Let’s talk about signaling and countersignaling.

Signaling is behavior that shows your attachment to some group or cause or other, or that shows how much status you have.   The best signals are fairly visible and maybe have some cost associated with them (like Mormons not drinking, for instance).  Practically everything human includes at least a little bit of signaling.

Some people in some situations don’t have to signal, because their commitment and their reputation is secure enough already.  Imagine a serious war going on, and some guy walks up to you on the street. “Will you join the army?” he says, and he hands you a clipboard with a sheet of notebook paper on it. He’s scrawled LIST OF RECRUITS across the top. “Sign here,” he says.   If you sign, you sign to humor the guy. A real recruiter would have the signals of uniform, an army haircut and military bearing, a chiseled physique, and official pamphlets and forms. In fact, in the old days he would have come into town marching with other soldiers behind him, with a military drum and maybe a military band. All signals.   On the other hand—lets be fanciful here—if a trusted friend told you that George Washington had risen from his sleep to rescue his country in his hour of need and was recruiting a new army from the bed of a pickup in the Wal-Mart parking lot, you might at least go check it out. And if the man there had the aura, the voice, the face, the command presence, you might be willing to sign a clipboard with a sheet of notebook paper on it, on which was scrawled LIST OF RECRUITS.   Some people don’t need to signal.

Counter-signaling is behavior that sends the message that you don’t need to signal. Athletes who get to the end zone sometimes “act like they’ve been there before.” Instead of signaling that they’ve just pulled off a coup of athletic excellence, they counter-signal that coups of athletic excellence are pretty routine for them. Nouveau riche and arrivistes wear clothes and drive cars that make it very clear to all that they’re rich. The established rich can sometimes look down on them for it. Old money’s relative lack of display countersignals that they are secure in their status on the top of the world.

Here’s another example. Some kid gets beat up for wearing an American flag T-shirt on Cinco de Mayo. Next day, all the Mexican kids wear their Mexican flag tees and all the Anglo/core American kids wear their American flag tees, and all the kids who want to keep their heads down wear something plain. That’s all signaling. But then suppose that one of the Mexican kid’s mom is a prominent activist for La Raza, brown-skinned with Indio cheekbones, and she shows up at the school wearing an American flag shirt. Or suppose one of the American kid’s dad is a white cowboy with a thick old mustache, but he drops off his kid at school wearing a Mexican flag tee. Those are countersignaling. They aren’t signaling that they’re switching teams. What team they are on is already overdetermined. They are countersignaling an appeal for peace and understanding.

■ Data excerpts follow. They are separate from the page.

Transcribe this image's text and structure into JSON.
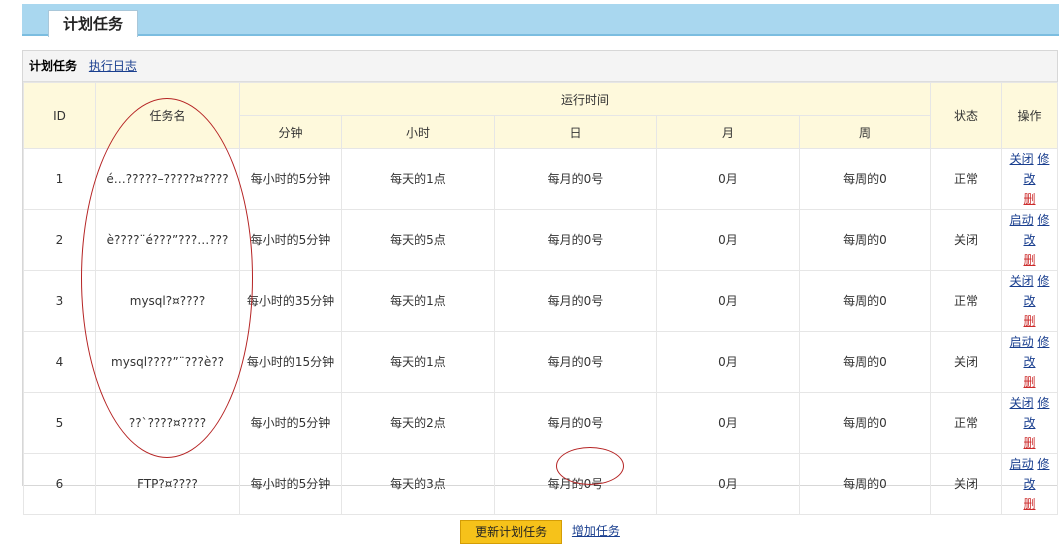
{
  "top_tab": "计划任务",
  "panel_tabs": {
    "current": "计划任务",
    "log": "执行日志"
  },
  "headers": {
    "id": "ID",
    "name": "任务名",
    "run_time": "运行时间",
    "minute": "分钟",
    "hour": "小时",
    "day": "日",
    "month": "月",
    "week": "周",
    "status": "状态",
    "ops": "操作"
  },
  "rows": [
    {
      "id": "1",
      "name": "é…?????–?????¤????",
      "minute": "每小时的5分钟",
      "hour": "每天的1点",
      "day": "每月的0号",
      "month": "0月",
      "week": "每周的0",
      "status": "正常",
      "toggle": "关闭",
      "edit": "修改",
      "delete": "删"
    },
    {
      "id": "2",
      "name": "è????¨é???”???…???",
      "minute": "每小时的5分钟",
      "hour": "每天的5点",
      "day": "每月的0号",
      "month": "0月",
      "week": "每周的0",
      "status": "关闭",
      "toggle": "启动",
      "edit": "修改",
      "delete": "删"
    },
    {
      "id": "3",
      "name": "mysql?¤????",
      "minute": "每小时的35分钟",
      "hour": "每天的1点",
      "day": "每月的0号",
      "month": "0月",
      "week": "每周的0",
      "status": "正常",
      "toggle": "关闭",
      "edit": "修改",
      "delete": "删"
    },
    {
      "id": "4",
      "name": "mysql????”¨???è??",
      "minute": "每小时的15分钟",
      "hour": "每天的1点",
      "day": "每月的0号",
      "month": "0月",
      "week": "每周的0",
      "status": "关闭",
      "toggle": "启动",
      "edit": "修改",
      "delete": "删"
    },
    {
      "id": "5",
      "name": "??`????¤????",
      "minute": "每小时的5分钟",
      "hour": "每天的2点",
      "day": "每月的0号",
      "month": "0月",
      "week": "每周的0",
      "status": "正常",
      "toggle": "关闭",
      "edit": "修改",
      "delete": "删"
    },
    {
      "id": "6",
      "name": "FTP?¤????",
      "minute": "每小时的5分钟",
      "hour": "每天的3点",
      "day": "每月的0号",
      "month": "0月",
      "week": "每周的0",
      "status": "关闭",
      "toggle": "启动",
      "edit": "修改",
      "delete": "删"
    }
  ],
  "footer": {
    "update": "更新计划任务",
    "add": "增加任务"
  },
  "colors": {
    "topbar": "#a9d7ef",
    "header_bg": "#fef9dc",
    "button": "#f6c21a",
    "annotation": "#b52323",
    "link": "#1a3f8f",
    "delete": "#cc2b2b"
  }
}
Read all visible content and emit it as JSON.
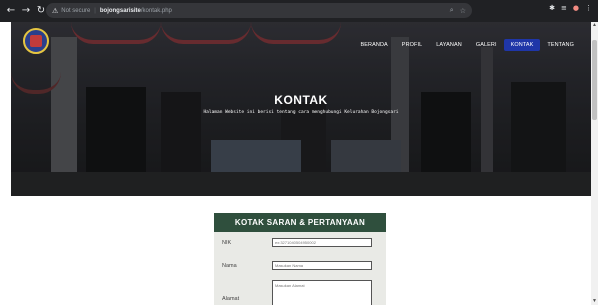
{
  "browser": {
    "security_label": "Not secure",
    "host": "bojongsarisite",
    "path": "/kontak.php"
  },
  "nav": {
    "items": [
      {
        "label": "BERANDA",
        "active": false
      },
      {
        "label": "PROFIL",
        "active": false
      },
      {
        "label": "LAYANAN",
        "active": false
      },
      {
        "label": "GALERI",
        "active": false
      },
      {
        "label": "KONTAK",
        "active": true
      },
      {
        "label": "TENTANG",
        "active": false
      }
    ]
  },
  "hero": {
    "title": "KONTAK",
    "subtitle": "Halaman Website ini berisi tentang cara menghubungi Kelurahan Bojongsari"
  },
  "form": {
    "title": "KOTAK SARAN & PERTANYAAN",
    "fields": [
      {
        "label": "NIK",
        "value": "ex:3271040504950002"
      },
      {
        "label": "Nama",
        "value": "Masukan Nama"
      },
      {
        "label": "Alamat",
        "value": "Masukan Alamat"
      }
    ]
  },
  "colors": {
    "chrome_bg": "#202124",
    "nav_active": "#1f36a8",
    "form_header": "#2f4f3d",
    "form_bg": "#e9eae6"
  }
}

With that in mind, let’s look at the Christmas story. There are two major signs that bookend the 12 days of Christmas.

There is the sign to the shepherds.

 

And this shall be a sign unto you; Ye shall find the babe wrapped in swaddling clothes, lying in a manger.

-Luke 2:12.

 

There is the sign to the wise men:

the star in the east.

 

 

The star in the east is a signal. It’s an unmatcheable signal of status, in fact. Mike Fink would approve.

 

The birth in the manger is a counter-signal.